The world's oldest living man, who attributes his longevity to soaking in hot springs and eating sweets, turned 113 Wednesday.
Masazo Nonaka celebrated the milestone with his family in his hometown of Ashoro, on the Japanese island of Hokkaido. Nonaka blew out the cake and ate some of it like he does every birthday, but this year the cake had a “113” candle on top, his granddaughter Yuko Nonaka said.
He enjoys eating cakes, watching sumo wrestling on television and reading newspapers, Guinness World Records reported in April when it certified him as the world’s oldest living man, at age 112 years, 259 days.

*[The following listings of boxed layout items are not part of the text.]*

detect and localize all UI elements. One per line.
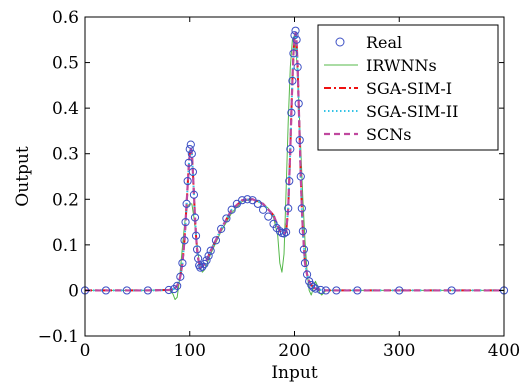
- data-point: [321, 286, 331, 295]
- y-tick-label: 0.4: [52, 99, 79, 119]
- data-point: [176, 272, 185, 281]
- data-point: [296, 172, 305, 181]
- data-point: [217, 224, 226, 234]
- data-point: [211, 236, 221, 245]
- data-point: [190, 213, 200, 222]
- legend: Real IRWNNs SGA-SIM-I SGA-SIM-II SCNs: [317, 24, 499, 151]
- data-point: [227, 205, 236, 214]
- data-point: [298, 227, 307, 236]
- data-point: [182, 199, 191, 208]
- series-line-scns: [85, 31, 504, 292]
- data-point: [198, 262, 207, 271]
- data-point: [238, 196, 247, 205]
- legend-label: SGA-SIM-I: [366, 79, 452, 98]
- data-point: [202, 256, 211, 265]
- data-point: [258, 205, 268, 214]
- data-point: [173, 281, 182, 290]
- ticks-layer: 0 100 200 300 400−0.100.10.20.30.40.50.6: [38, 8, 521, 361]
- data-point: [294, 99, 303, 108]
- data-point: [299, 245, 309, 254]
- data-point: [185, 145, 194, 154]
- data-point: [275, 227, 284, 236]
- data-point: [183, 176, 192, 186]
- data-point: [311, 284, 320, 293]
- data-point: [188, 167, 197, 177]
- data-point: [184, 158, 193, 167]
- x-tick-label: 400: [488, 341, 520, 361]
- data-point: [191, 231, 201, 240]
- legend-label: Real: [366, 33, 402, 52]
- data-point: [243, 195, 252, 204]
- data-point: [309, 283, 318, 292]
- y-tick-label: 0.5: [52, 54, 79, 74]
- data-point: [285, 176, 294, 186]
- data-point: [180, 236, 189, 245]
- data-point: [353, 286, 362, 295]
- data-point: [178, 258, 187, 268]
- data-point: [289, 49, 298, 58]
- data-point: [187, 149, 196, 158]
- data-point: [297, 204, 306, 213]
- data-point: [189, 190, 199, 199]
- series-layer: [80, 26, 509, 301]
- data-point: [316, 285, 325, 295]
- data-point: [282, 227, 291, 237]
- y-tick-label: 0.3: [52, 145, 79, 165]
- data-point: [186, 140, 195, 149]
- x-tick-label: 300: [383, 341, 415, 361]
- data-point: [288, 76, 297, 85]
- y-axis-label: Output: [13, 146, 33, 207]
- x-tick-label: 100: [174, 341, 206, 361]
- data-point: [143, 286, 152, 295]
- legend-label: SCNs: [366, 125, 411, 144]
- data-point: [292, 35, 301, 44]
- data-point: [122, 286, 132, 295]
- data-point: [222, 214, 231, 223]
- data-point: [295, 135, 304, 145]
- x-axis-label: Input: [271, 363, 317, 383]
- data-point: [284, 204, 293, 213]
- y-tick-label: 0.1: [52, 236, 79, 256]
- y-tick-label: 0.2: [52, 190, 79, 210]
- data-point: [300, 258, 310, 268]
- legend-label: SGA-SIM-II: [366, 102, 458, 121]
- data-point: [204, 251, 213, 260]
- data-point: [286, 145, 295, 154]
- data-point: [291, 26, 300, 35]
- data-point: [287, 108, 296, 117]
- data-point: [101, 286, 111, 295]
- legend-label: IRWNNs: [366, 56, 437, 75]
- data-point: [279, 229, 289, 238]
- series-real: [80, 26, 509, 295]
- data-point: [192, 245, 202, 254]
- data-point: [332, 286, 341, 295]
- data-point: [253, 199, 262, 208]
- data-point: [164, 285, 173, 295]
- data-point: [206, 246, 215, 255]
- data-point: [181, 217, 190, 227]
- data-point: [290, 31, 299, 40]
- data-point: [447, 286, 456, 295]
- data-point: [293, 63, 302, 72]
- x-tick-label: 200: [278, 341, 310, 361]
- y-tick-label: 0.6: [52, 8, 79, 28]
- legend-box: [317, 24, 499, 151]
- x-tick-label: 0: [80, 341, 91, 361]
- y-tick-label: −0.1: [38, 327, 79, 347]
- legend-marker: [335, 37, 345, 47]
- y-tick-label: 0: [68, 281, 79, 301]
- data-point: [264, 212, 273, 221]
- data-point: [395, 286, 404, 295]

His granddaughter believes the secret to his longevity is his "free lifestyle,” she told ABC News.
"Freedom is important to Masazo. He’s lived the way he wanted to live and has always done what he wanted to do,” she said.
The man used to run his family's 105-year-old hot springs inn, which is now managed by his granddaughter, the Associated Press reported.
Nonaka said her grandfather received many sweets and gifts this year for his 113th birthday.
She also said the family is very happy for him. "We’re a close family and family is quite important to him,” she added.
Masazo succeeded Francisco Nunez Olivera of Spain, the previous oldest man in the world when he died in January.
The world's oldest living person is a Japanese woman named Kane Tanaka, who is 115 years and 204 days old, according to the Gerontology Research Group, a group devoted to reversing age-related decline, according to its website.
Guinness World Records has not yet confirmed the oldest living person.